Con il Carpi avanti 2-0 in un match fondamentale per la salvezza, nei minuti finali la squadra di casa ha dovuto giocare il match in dieci per il rosso a Sall, centravanti classe 2000 dei padroni di casa.

Fin qui tutto normale penserete. Quasi. Perché l'attaccante, costretto ad abbondare il campo da gioco, non si è diretto verso gli spogliatoi ma in direzione spalti del Sandro Cabassi.

Lì è stato inondato dall'affetto di tantissimi ragazzi delle giovanili del Carpi che, armati di cellulari e penne, ne hanno approfittato per selfie e autografi rendendo gli ultimi istanti del match ancor più speciali.

Sì, perché il successo sul Pontedera avvicina la squadra di Cassani alla salvezza.

Cassani: "Tre punti fondamentali"

Le parole dell'allenatore del Carpi, Stefano Cassani, sul rosso ricevuto da Sall: "Penso che siamo tutti esseri umani e il nervosismo può capitare in queste partite, unito alla stanchezza e tante cose. Comunque Sal è uno di quei giocatori che è al quarto anno qua, ci teneva tanto a questa vittoria, la partita stava andando per il verso giusto, poteva essere leggermente più lucido ma è comprensibile insomma. Un po' di nervosismo... l'importante stasera è veramente aver portato a casa questi tre punti perché determinano tanto".

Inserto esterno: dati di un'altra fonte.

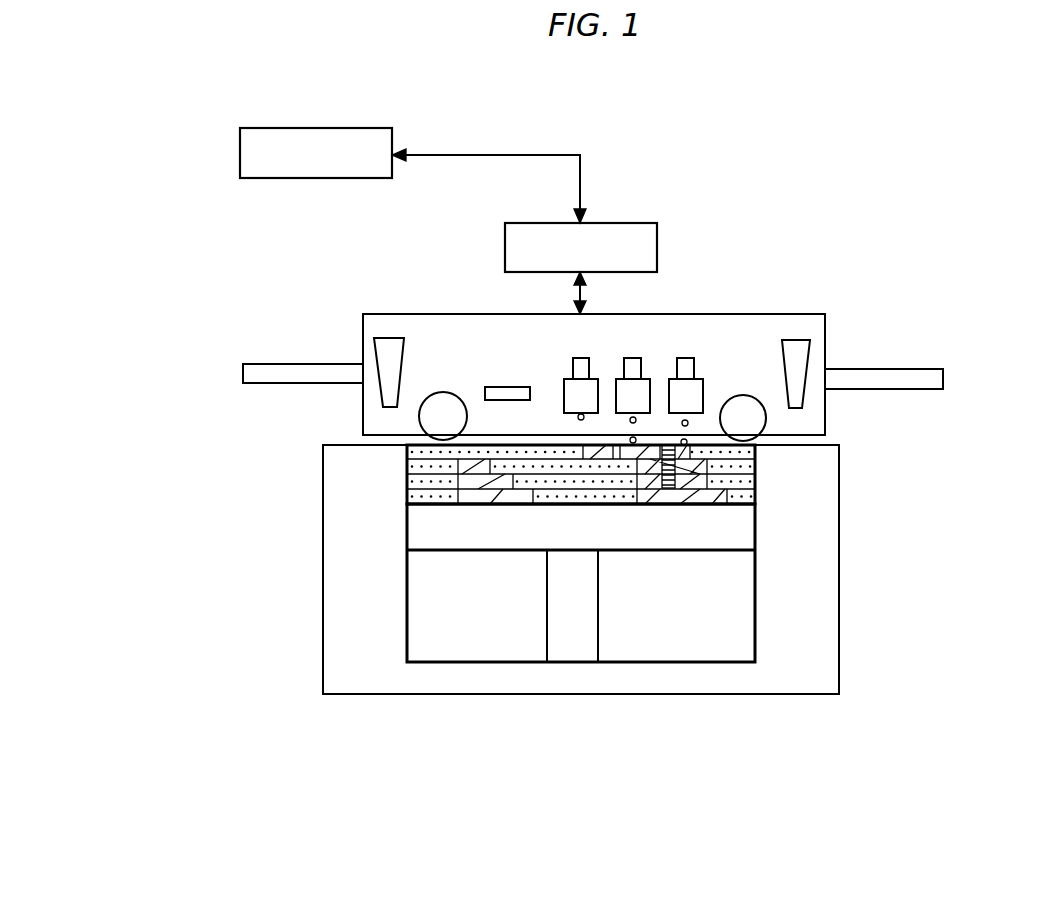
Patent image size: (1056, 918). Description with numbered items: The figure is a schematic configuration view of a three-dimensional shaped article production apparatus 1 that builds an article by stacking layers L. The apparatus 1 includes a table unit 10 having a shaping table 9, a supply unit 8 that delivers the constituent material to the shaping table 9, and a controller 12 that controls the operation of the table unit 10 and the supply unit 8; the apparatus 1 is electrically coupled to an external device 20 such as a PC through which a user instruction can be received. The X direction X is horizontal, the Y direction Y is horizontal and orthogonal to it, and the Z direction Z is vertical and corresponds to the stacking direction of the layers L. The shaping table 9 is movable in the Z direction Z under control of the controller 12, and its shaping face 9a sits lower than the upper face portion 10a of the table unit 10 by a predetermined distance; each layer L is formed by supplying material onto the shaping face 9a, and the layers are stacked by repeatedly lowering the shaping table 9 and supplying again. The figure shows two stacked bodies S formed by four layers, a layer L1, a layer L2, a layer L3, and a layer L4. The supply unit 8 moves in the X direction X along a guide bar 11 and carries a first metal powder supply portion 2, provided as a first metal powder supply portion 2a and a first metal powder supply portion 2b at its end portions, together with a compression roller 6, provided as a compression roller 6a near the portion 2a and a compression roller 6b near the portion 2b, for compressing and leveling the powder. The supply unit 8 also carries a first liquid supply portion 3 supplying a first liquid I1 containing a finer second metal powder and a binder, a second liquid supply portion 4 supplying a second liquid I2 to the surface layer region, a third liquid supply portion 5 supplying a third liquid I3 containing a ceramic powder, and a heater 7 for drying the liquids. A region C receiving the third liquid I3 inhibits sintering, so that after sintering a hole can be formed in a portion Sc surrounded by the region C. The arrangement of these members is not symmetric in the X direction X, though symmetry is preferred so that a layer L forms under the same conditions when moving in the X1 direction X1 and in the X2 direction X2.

The three-dimensional shaped article production apparatus 1 is at (972, 311).
The first metal powder supply portion 2 is at (592, 327).
The first metal powder supply portion 2a is at (796, 340).
The first metal powder supply portion 2b is at (378, 338).
The first liquid supply portion 3 is at (635, 358).
The second liquid supply portion 4 is at (686, 358).
The third liquid supply portion 5 is at (583, 358).
The compression roller 6 is at (520, 353).
The compression roller 6a is at (742, 395).
The compression roller 6b is at (418, 417).
The heater 7 is at (510, 387).
The supply unit 8 is at (442, 314).
The shaping table 9 is at (443, 533).
The shaping face 9a is at (427, 499).
The table unit 10 is at (323, 507).
The upper face portion 10a is at (360, 434).
The guide bar 11 is at (880, 368).
The controller 12 is at (642, 223).
The external device 20 is at (288, 128).
The layer L is at (562, 611).
The layer L1 is at (407, 497).
The layer L2 is at (407, 483).
The layer L3 is at (407, 466).
The layer L4 is at (407, 447).
The first liquid I1 is at (630, 420).
The second liquid I2 is at (682, 423).
The third liquid I3 is at (578, 417).
The stacked body S is at (683, 465).
The portion Sc is at (650, 470).
The region C is at (700, 455).
The X direction X is at (612, 830).
The X1 direction X1 is at (724, 830).
The X2 direction X2 is at (488, 830).
The Y direction Y is at (927, 593).
The Z direction Z is at (202, 573).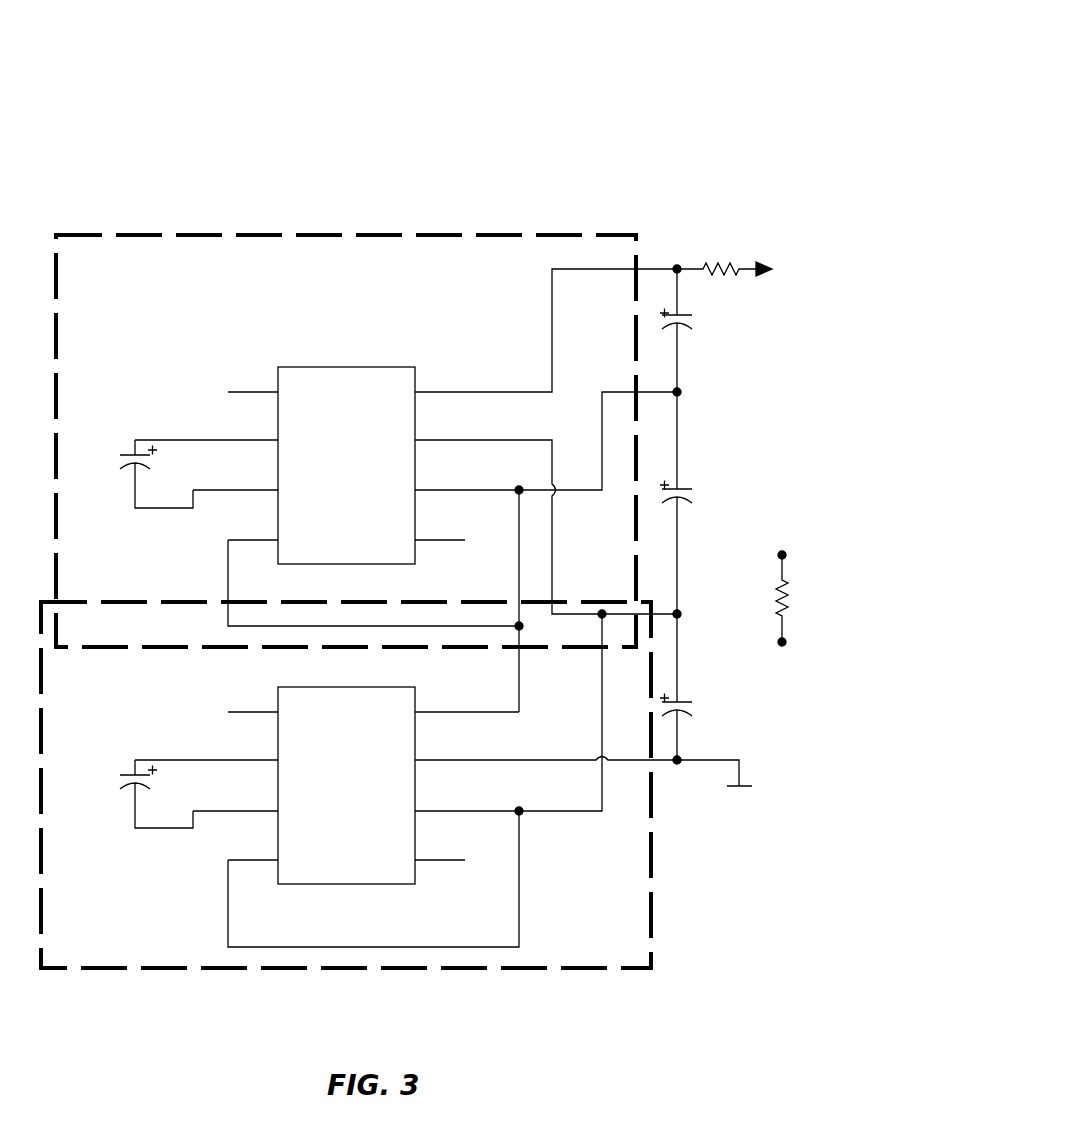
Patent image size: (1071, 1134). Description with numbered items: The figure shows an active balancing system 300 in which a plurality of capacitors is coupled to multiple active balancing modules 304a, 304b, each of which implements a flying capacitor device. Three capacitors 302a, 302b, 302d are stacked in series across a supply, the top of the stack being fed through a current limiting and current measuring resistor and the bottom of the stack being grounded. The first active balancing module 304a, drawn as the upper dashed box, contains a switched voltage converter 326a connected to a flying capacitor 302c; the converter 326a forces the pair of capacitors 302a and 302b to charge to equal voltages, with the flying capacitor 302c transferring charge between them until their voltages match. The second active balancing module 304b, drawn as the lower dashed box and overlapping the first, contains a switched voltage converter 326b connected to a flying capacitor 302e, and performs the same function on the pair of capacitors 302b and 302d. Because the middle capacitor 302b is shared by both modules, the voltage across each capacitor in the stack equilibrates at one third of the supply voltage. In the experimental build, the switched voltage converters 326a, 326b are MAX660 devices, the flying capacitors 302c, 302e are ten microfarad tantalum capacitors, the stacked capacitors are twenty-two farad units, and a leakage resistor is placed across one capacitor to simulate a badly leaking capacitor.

The active balancing system 300 is at (660, 88).
The capacitor 302a is at (706, 308).
The capacitor 302b is at (706, 483).
The flying capacitor 302c is at (131, 454).
The capacitor 302d is at (706, 695).
The flying capacitor 302e is at (131, 774).
The active balancing module 304a is at (636, 235).
The active balancing module 304b is at (651, 893).
The switched voltage converter 326a is at (343, 367).
The switched voltage converter 326b is at (343, 687).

E sulla prestazione complessiva: "Credo che abbiamo fatto una grande partita. Abbiamo perso un po' di campo nei primi 15 minuti del secondo tempo perché loro portavano tanti giocatori sotto linea e facevamo un po' fatica a scalare. Però c'è anche da dire che abbassandoci abbiamo concesso poco. Quando stavamo riprendendo campo, siamo rimasti in 10 e dopo c'è stato da soffrire fino alla fine".